Disclaimer: I already asked this question, but without the
deployment requirement. I got an
answer that got 3 upvotes, and when I
edited the question to include the deployment requirement the answer then
became irrelevant. The reason I'm
resubmitting is because SO considers
the original question 'answered', even
though I got no meaningful upvoted
answer. I opened a uservoice
submission about this problem.
The reason I reposted is so StackOverflow consider the original question answered, so it doesn't show up on the 'unanswered questions' tab.
Which distributed lock service would you use?
Requirements are:
- A mutual exclusion (lock) that can be seen from different processes/machines
- lock...release semantics
- Automatic lock release after a certain timeout - if lock holder dies, it will automatically be freed after X seconds
- Java implementation
- Easy deployment - must not require complicated deployment beyond either Netapp, MySql or GigaSpaces. Must play well with those products (especially GigaSpaces - this is why TerraCotta was ruled out).
- Nice to have: .Net implementation
- If it's free: Deadlock detection / mitigation
I'm not interested in answers like "it can be done over a database", or "it can be done over JavaSpaces" - I know. Relevant answers should only contain a ready, out-of-the-box, proven implementation.
Here's the outline of a GigaSpaces based answer that meets your criteria, depending on exactly what you mean in criteria 3. I work with GigaSpaces from .Net, not Java:
Create a locking class with a SpaceID+SpaceRouting property IDing what is locked and a DataMember bool property Unlocked:
sealed public class IdLockTrans
{
[SpaceID]
[SpaceRouting]
public string ID
{
get;
set;
}
[DataMember]
public bool Unlocked
{
get;
set;
}
public IdLockTrans(Id id)
{
ID = id.ID;
}
public IdLockTrans()
{
}
}
You will use GigaSpaces' lease time for lock release after a certain
timeout. This will cause GigaSpaces to remove IdLockTrans objects
from the space automatically after they have been idle for the timeout
period.
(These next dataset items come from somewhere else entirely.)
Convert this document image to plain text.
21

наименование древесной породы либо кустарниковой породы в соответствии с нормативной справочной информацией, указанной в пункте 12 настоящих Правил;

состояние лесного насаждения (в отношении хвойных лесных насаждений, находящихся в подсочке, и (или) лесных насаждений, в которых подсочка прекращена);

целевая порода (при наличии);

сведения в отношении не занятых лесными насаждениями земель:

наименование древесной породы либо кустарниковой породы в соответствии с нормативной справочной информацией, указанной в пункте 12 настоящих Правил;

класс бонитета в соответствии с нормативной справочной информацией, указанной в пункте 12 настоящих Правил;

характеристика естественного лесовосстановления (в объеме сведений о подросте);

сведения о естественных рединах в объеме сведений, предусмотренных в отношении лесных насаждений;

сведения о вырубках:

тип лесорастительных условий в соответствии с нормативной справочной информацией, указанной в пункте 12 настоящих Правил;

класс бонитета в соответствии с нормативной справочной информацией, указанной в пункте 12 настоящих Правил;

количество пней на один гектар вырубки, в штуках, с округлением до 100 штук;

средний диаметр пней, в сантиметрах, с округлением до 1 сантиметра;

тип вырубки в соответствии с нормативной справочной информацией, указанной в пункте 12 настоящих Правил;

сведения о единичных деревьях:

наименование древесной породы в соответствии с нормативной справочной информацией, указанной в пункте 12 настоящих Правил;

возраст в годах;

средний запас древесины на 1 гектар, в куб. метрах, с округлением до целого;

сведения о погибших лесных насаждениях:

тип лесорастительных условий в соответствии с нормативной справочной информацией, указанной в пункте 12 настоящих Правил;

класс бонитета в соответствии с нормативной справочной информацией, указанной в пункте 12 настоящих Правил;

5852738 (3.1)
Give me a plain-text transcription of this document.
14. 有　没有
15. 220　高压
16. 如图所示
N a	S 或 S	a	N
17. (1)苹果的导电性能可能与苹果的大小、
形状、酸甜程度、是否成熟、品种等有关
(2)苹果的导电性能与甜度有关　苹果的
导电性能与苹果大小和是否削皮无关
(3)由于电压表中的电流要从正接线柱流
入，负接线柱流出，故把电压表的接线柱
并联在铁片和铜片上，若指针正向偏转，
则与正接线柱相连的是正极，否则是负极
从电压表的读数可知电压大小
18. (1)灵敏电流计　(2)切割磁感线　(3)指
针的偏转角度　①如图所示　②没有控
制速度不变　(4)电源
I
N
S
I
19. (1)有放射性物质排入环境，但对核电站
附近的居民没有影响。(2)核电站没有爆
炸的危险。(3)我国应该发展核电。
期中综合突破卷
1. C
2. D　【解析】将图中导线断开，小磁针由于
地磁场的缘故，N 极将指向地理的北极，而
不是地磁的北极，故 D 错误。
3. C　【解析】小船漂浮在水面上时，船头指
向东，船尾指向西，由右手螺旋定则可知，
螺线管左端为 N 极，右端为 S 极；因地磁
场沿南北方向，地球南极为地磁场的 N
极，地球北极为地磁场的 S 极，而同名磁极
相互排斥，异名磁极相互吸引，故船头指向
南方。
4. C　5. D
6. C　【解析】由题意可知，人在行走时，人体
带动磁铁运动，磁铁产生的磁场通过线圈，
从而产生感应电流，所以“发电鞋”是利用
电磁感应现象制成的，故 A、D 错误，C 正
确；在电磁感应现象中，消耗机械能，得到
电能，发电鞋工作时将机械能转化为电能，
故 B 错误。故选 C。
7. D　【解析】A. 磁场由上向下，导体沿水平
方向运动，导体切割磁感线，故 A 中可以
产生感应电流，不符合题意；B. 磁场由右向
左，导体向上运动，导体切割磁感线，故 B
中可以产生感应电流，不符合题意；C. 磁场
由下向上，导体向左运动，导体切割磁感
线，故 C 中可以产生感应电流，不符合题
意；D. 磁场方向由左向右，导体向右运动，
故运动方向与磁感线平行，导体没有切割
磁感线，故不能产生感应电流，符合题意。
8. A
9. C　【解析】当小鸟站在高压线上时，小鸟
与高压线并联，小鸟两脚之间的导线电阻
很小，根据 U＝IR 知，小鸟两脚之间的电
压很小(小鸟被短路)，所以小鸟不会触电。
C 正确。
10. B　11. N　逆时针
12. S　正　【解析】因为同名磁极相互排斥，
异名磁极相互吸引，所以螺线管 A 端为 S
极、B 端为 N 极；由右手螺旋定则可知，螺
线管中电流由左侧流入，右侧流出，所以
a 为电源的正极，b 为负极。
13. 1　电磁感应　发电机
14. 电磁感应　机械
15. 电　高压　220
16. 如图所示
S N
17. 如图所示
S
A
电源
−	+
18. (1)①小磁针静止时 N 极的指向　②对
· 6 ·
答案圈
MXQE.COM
The lack of an IdLockTrans for an ID means the ID is unlocked.
Your locker class will define and initialize these class members
private readonly ISpaceProxy _proxy;
private readonly long _leaseTime;
public override bool Lock(Id id, long timeout)
{
bool locked;
IdLockTrans lockTransTemplate = new IdLockTrans(id);
// Assume that this is a new id.
try
{
_proxy.Write(lockTransTemplate, null, _leaseTime, 0, UpdateModifiers.WriteOnly);
locked = true;
}
catch (EntryAlreadyInSpaceException)
{
using (ITransaction tx = _proxy.CreateLocalTransaction())
{
try
{
lockTransTemplate.Unlocked = true;
IdLockTrans lockTrans = _proxy.Take(lockTransTemplate, tx, timeout);
locked = (lockTrans != null);
if (lockTrans != null)
{
lockTrans.Unlocked = false;
_proxy.Write(lockTrans, tx, _leaseTime, 0, UpdateModifiers.WriteOnly);
}
tx.Commit();
}
catch
{
tx.Abort();
throw;
}
}
}
return locked;
}
public override void Unlock(Id lockedId)
{
IdLockTrans lockTrans = new IdLockTrans(lockedId);
lockTrans.Unlocked = true;
try
{
_proxy.Update(lockTrans, null, _leaseTime, 0, UpdateModifiers.UpdateOnly);
}
catch (EntryNotInSpaceException)
{
throw new Exception("IdLockTrans for " + lockTrans.ID
+ " not found on Unlock. Lock time exceeded lease time.");
}
}
Your .Net implementation is very close the existing out of the box lock/unlock API provided with the Java API. See:
http://www.gigaspaces.com/docs/JavaDoc8.0/org/openspaces/core/DefaultGigaMap.html
You may found the source code for this Java class as part of the gs-openspaces-src.zip file provided with the product. Having the same with Gigaspaces .Net API should be straightfwd.
In case you are still looking, take a look at Apache Zookeeper:
ZooKeeper is a centralized service for maintaining configuration information, naming, providing distributed synchronization, and providing group services. All of these kinds of services are used in some form or another by distributed applications.
The Zookeeper documentation provides examples of how to build a Lock service on top of Zookeeper.
Use mysql to lock a unique key is very simple.
Assumption 1:
You use transaction and your isolation level is read committed.
Assumption 2:
You lock you processing thread by a unique key, and release it when your transaction committed.